Moot: I am impressed by Yik Yak. I use Imgur a lot more now. It was pretty interesting to watch, last winter and last spring, with the “anonymous” apps getting really sexy all of a sudden with everyone making them and talking about them. It seems like Yik Yak won or at least pulled ahead as the enduring anonymous app. I’d be excited to see more [anonymous apps]. I’m glad at least one of them managed to figure it out.

If I had died two years ago, it’s very likely 4chan would have gone down with me

Constine: How have the interpersonal relations of people online changed since you started?

Moot: There’s obviously this era of social networking. The way I think about the web and how it’s changed over the years is that a decade ago or even longer, it was in the form of this interest-based web. You found people based on shared interests and navigating AOL [Disclosure: TechCrunch’s parent company] with keywords. How the web was organized was interests and this directory structure like Yahoo. Then there was this birth of Google and the intent-based Internet. Then you saw the rise of social and friendship-based networks with people you knew in real life.

I think we’re seeing a shift back with forums. People used forums to connect with each other around a shared interest and usually that meant connecting with strangers. As the graph got built out, it was easier to find friends online, but I think you see people are picking up on the value of “hey it’s fun to talk to strangers on the Internet”. I think you see that demonstrated in 4chan’s continued success but also in the rapid rise of Reddit and Imgur exploding in popularity.

There’s actually this demand for this lo-fi web. It harkens back to the early Internet years. I hope there’s more of that.

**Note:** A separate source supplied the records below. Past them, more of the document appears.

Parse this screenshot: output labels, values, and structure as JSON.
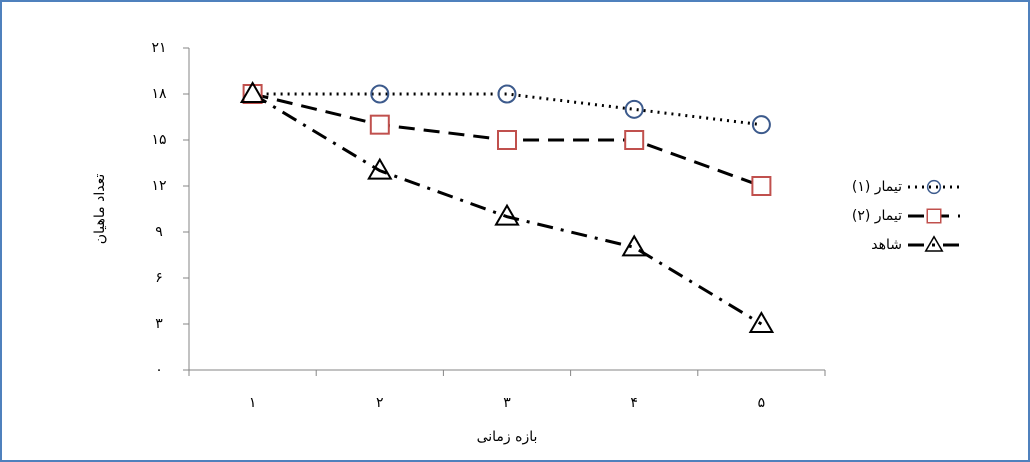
{
  "chart_data": {
    "type": "line",
    "x_label": "بازه زمانی",
    "y_label": "تعداد ماهیان",
    "categories": [
      "۱",
      "۲",
      "۳",
      "۴",
      "۵"
    ],
    "series": [
      {
        "name": "تیمار (۱)",
        "color": "#3c5a8c",
        "values": [
          18,
          18,
          18,
          17,
          16
        ]
      },
      {
        "name": "تیمار (۲)",
        "color": "#c0504d",
        "values": [
          18,
          16,
          15,
          15,
          12
        ]
      },
      {
        "name": "شاهد",
        "color": "#000000",
        "values": [
          18,
          13,
          10,
          8,
          3
        ]
      }
    ],
    "ylim": [
      0,
      21
    ],
    "yticks": [
      {
        "value": 0,
        "label": "۰"
      },
      {
        "value": 3,
        "label": "۳"
      },
      {
        "value": 6,
        "label": "۶"
      },
      {
        "value": 9,
        "label": "۹"
      },
      {
        "value": 12,
        "label": "۱۲"
      },
      {
        "value": 15,
        "label": "۱۵"
      },
      {
        "value": 18,
        "label": "۱۸"
      },
      {
        "value": 21,
        "label": "۲۱"
      }
    ],
    "grid": false,
    "legend": "right"
  }
}
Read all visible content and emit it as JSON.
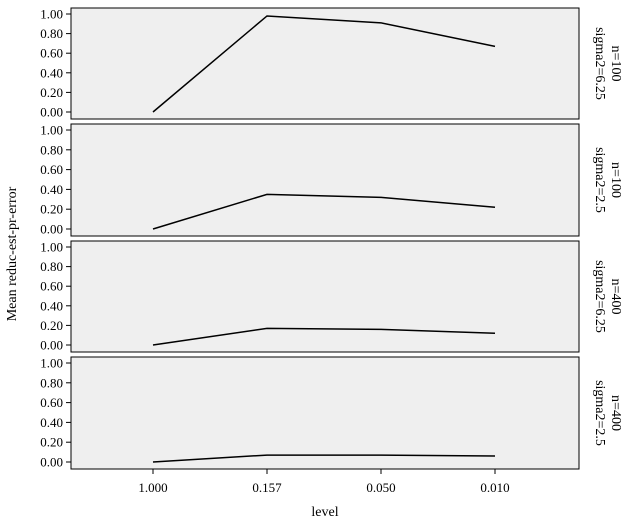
{
  "colors": {
    "panel_background": "#efefef",
    "line": "#000000",
    "page_background": "#ffffff"
  },
  "chart_data": {
    "type": "line",
    "title": "",
    "xlabel": "level",
    "ylabel": "Mean reduc-est-pr-error",
    "categories": [
      "1.000",
      "0.157",
      "0.050",
      "0.010"
    ],
    "ylim": [
      0,
      1
    ],
    "yticks": [
      "0.00",
      "0.20",
      "0.40",
      "0.60",
      "0.80",
      "1.00"
    ],
    "grid": false,
    "legend": "none",
    "panels": [
      {
        "strip": [
          "n=100",
          "sigma2=6.25"
        ],
        "values": [
          0.0,
          0.98,
          0.91,
          0.67
        ]
      },
      {
        "strip": [
          "n=100",
          "sigma2=2.5"
        ],
        "values": [
          0.0,
          0.35,
          0.32,
          0.22
        ]
      },
      {
        "strip": [
          "n=400",
          "sigma2=6.25"
        ],
        "values": [
          0.0,
          0.17,
          0.16,
          0.12
        ]
      },
      {
        "strip": [
          "n=400",
          "sigma2=2.5"
        ],
        "values": [
          0.0,
          0.07,
          0.07,
          0.06
        ]
      }
    ]
  }
}
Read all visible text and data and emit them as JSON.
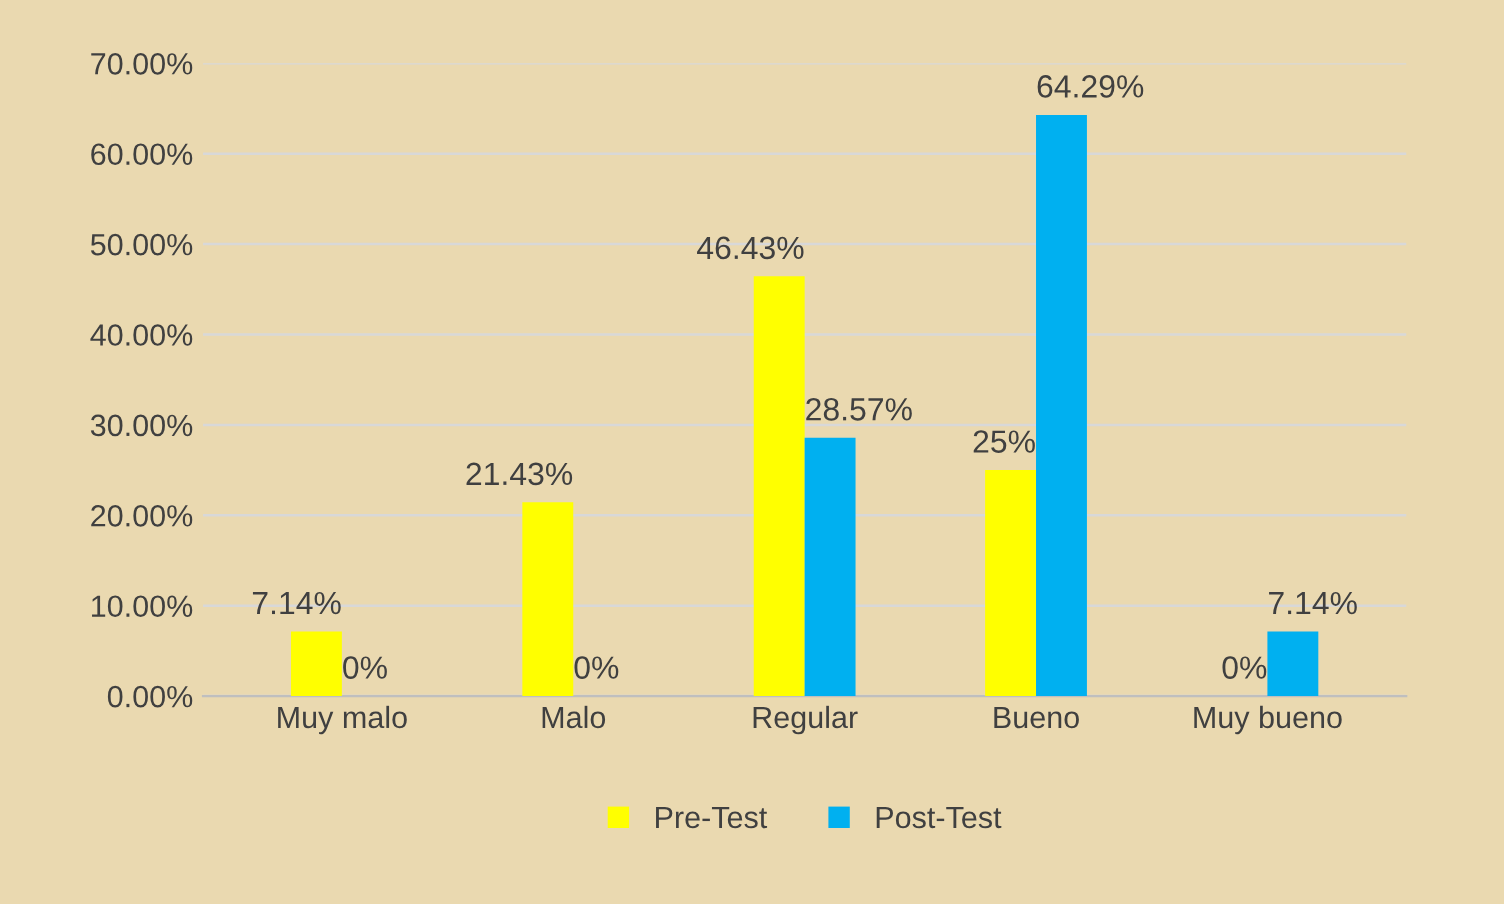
{
  "chart_data": {
    "type": "bar",
    "categories": [
      "Muy malo",
      "Malo",
      "Regular",
      "Bueno",
      "Muy bueno"
    ],
    "series": [
      {
        "name": "Pre-Test",
        "color": "#ffff00",
        "values": [
          7.14,
          21.43,
          46.43,
          25,
          0
        ],
        "value_labels": [
          "7.14%",
          "21.43%",
          "46.43%",
          "25%",
          "0%"
        ]
      },
      {
        "name": "Post-Test",
        "color": "#00b0f0",
        "values": [
          0,
          0,
          28.57,
          64.29,
          7.14
        ],
        "value_labels": [
          "0%",
          "0%",
          "28.57%",
          "64.29%",
          "7.14%"
        ]
      }
    ],
    "ylim": [
      0,
      70
    ],
    "yticks": [
      {
        "value": 0,
        "label": "0.00%"
      },
      {
        "value": 10,
        "label": "10.00%"
      },
      {
        "value": 20,
        "label": "20.00%"
      },
      {
        "value": 30,
        "label": "30.00%"
      },
      {
        "value": 40,
        "label": "40.00%"
      },
      {
        "value": 50,
        "label": "50.00%"
      },
      {
        "value": 60,
        "label": "60.00%"
      },
      {
        "value": 70,
        "label": "70.00%"
      }
    ],
    "grid": "y",
    "legend": "bottom"
  }
}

Constine: Do you think people are more snarky or more compassionate online now?

Moot: I don’t know. I basically stopped using social media in July, so I’m probably not the best person to ask. I wrote a little thing for the New York Times about narcissism. Does the Internet and social media make us vain? Yes, but not in that it rewired us to be more vain, but it rewards certain things like boisterous, very manicured representations of our lives. Which is why you see people self censoring and putting forward a sliver of their life on social media.

Are you going to get a lot of likes and comments on your photo vacation photos? There are things that get rewarded and things that don’t..though Twitter has proved that every day monotony can be interesting to people. I don’t think people have become snarkier or more compassionate, but what network you’re using determines how and what you share and what kind of a voice you share in.

Constine: Any concluding thoughts?

Moot: I’m very zen right now. This is a decision I made a long time ago and I’ve been working toward it. I’ve succeeded in creating something that can live on without me. If I had died two years ago, it’s very likely 4chan would have gone down with me. They say the captain goes down with the ship, but it was like the ship goes down with the captain. Clearly the ship should sail without the captain.